Directed by: Jon James Smith
Written by: Jon James Smith
Cast: Richard Shelton, Kathryn Leeman
Running Time: 14 Minutes
Studio: Photek Films
Release Date: TBC
In LA a man sits in his car on his phone, he tells someone he loves that he has to stay at work but we see he is actually parked outside a seedy motel. Sat behind him in the shadows, wearing a hood and brandishing a gun is his captor. The captor communicates through a tape recorder, the voice being modulated and gives the man direction. As we enter the motel room he is told, again via the tape recorder, to undress and get on the bed. The captor handcuffs him to the bed and is revealed to be a dark haired woman who takes out a gag. The man begins to complain that he ordered a blonde and wants a discount, she’s the hooker he ordered and he’s into some seriously weird role-play.
Here lies our first twist in what turns out to be a wonderfully built thriller by writer/director t Jon James Smith. Things take a sudden sinister turn for the man, later identified as ‘George’, when the dark haired woman pulls out a craft knife and begins to cut him. She again plays the tape and shows him a scrap of paper with instructions on, if he doesn’t follow these instructions, he loses his eyes. George complies and instructs his wife to empty all their bank accounts. George’s wife, Margaret, complies and we see she is already in the company of the LAPD. Calmly and collectively Detective Forbes, played by the wonderful Richard Shelton, instructs to do just as she has been told.
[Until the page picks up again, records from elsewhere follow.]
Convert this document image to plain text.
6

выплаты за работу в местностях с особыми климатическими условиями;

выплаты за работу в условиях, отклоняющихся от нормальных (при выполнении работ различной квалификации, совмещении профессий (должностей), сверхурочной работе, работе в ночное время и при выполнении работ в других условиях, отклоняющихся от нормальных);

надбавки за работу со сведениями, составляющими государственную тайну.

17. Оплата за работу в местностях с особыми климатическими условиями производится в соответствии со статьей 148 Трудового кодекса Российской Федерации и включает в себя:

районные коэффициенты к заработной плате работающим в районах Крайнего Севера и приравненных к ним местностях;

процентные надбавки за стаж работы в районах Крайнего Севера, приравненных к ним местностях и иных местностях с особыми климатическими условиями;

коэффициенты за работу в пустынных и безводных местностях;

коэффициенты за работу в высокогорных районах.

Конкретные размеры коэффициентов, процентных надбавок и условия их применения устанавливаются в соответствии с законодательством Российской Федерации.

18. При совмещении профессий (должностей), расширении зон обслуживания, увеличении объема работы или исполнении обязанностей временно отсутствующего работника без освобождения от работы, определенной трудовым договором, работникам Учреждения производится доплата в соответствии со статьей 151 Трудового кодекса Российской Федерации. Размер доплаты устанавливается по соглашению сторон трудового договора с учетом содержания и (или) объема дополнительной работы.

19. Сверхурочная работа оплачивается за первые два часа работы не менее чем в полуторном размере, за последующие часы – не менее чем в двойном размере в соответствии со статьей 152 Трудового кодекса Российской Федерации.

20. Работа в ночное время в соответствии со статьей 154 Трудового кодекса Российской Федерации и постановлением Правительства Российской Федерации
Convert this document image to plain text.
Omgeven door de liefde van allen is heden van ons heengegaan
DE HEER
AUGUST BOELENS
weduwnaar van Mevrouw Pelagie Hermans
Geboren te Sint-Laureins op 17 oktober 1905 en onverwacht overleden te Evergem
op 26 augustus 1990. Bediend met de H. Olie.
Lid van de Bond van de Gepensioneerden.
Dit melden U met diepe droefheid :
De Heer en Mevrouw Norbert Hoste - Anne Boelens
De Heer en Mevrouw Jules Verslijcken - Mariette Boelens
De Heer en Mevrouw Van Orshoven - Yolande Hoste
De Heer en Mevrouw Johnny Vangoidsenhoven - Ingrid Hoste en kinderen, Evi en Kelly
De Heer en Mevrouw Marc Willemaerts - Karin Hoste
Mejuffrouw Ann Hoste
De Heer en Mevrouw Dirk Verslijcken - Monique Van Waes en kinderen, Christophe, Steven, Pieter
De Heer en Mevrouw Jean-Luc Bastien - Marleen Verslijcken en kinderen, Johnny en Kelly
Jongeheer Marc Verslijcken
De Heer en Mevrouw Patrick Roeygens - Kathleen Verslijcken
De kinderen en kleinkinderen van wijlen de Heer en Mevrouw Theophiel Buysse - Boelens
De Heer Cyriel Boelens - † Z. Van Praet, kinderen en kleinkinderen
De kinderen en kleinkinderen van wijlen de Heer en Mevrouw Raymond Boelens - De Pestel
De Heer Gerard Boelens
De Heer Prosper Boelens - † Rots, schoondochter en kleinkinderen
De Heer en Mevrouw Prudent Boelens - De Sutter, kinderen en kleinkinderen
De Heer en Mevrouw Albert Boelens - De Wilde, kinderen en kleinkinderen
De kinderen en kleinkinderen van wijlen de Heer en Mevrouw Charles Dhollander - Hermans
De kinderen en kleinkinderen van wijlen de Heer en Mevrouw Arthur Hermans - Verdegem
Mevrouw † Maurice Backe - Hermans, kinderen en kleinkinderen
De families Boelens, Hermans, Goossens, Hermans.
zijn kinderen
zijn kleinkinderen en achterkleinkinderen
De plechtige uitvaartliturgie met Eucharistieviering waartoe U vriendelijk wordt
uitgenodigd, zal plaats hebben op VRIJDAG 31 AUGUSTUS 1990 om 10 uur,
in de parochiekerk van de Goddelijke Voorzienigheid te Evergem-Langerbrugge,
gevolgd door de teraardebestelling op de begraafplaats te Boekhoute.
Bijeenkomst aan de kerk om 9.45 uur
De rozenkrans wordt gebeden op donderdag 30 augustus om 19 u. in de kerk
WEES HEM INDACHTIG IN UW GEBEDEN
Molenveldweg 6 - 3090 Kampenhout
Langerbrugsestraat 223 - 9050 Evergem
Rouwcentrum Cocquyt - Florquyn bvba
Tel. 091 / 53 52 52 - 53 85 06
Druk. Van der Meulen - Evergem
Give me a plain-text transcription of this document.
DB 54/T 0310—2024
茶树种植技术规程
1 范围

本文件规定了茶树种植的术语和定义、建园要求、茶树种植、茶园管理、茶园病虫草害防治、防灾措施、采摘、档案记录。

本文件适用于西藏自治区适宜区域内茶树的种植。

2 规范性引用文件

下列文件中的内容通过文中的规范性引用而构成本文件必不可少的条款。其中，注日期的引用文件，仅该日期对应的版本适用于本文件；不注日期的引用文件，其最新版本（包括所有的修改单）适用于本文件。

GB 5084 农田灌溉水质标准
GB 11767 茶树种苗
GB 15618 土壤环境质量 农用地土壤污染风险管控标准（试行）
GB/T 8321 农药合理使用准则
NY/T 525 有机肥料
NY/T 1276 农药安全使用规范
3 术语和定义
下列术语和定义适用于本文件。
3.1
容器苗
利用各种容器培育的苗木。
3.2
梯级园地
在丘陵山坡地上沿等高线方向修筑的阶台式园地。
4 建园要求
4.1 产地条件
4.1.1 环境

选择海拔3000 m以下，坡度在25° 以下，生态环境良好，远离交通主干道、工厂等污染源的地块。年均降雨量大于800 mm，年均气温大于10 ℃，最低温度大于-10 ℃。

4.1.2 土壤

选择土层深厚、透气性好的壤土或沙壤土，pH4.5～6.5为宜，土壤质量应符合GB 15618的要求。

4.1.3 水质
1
Over the next 8 minutes a beautifully crafted story and film unfold. Shot confidently and with an eye for flair, Director Smith never wastes a moment. His establishing shots linger just enough for us to take in our surroundings and capture the back streets and scenery of down town LA with a gritty realism and beauty. His filming style here would fit seamlessly into any modern day noir or detective drama.
Smith has surrounded himself with a group of talented actors, never falling into stereotypes and never feeling out of place. As I have mentioned before Richard Shelton is wonderful as Detective Forbes, playing with just the right amount of empathy and seriousness.
I was initially put off by Margaret, played by Kathryn Leeman, as she came across a little flat in the early scenes but by the time you reach the end of the short it is understandable why she reacts this way, her empathy seems stripped away after the realisation that her husband has been sleeping with prostitutes etc.
Stewart Dugdale provides a score that is very much in keeping with the style of the short, never being intrusive or needing to tell us how we should be feeling. It blends into the background in a comfortable way but never gets lost.
Jon James Smith has crafted a clever and gripping film that made me want to see more than the 14 minutes given. His creative team and talent should be proud of his little gem and all the recent accolades are well deserved. I look forward to Mr Smith’s future works and hope that Do Not Disturb continues in its successes.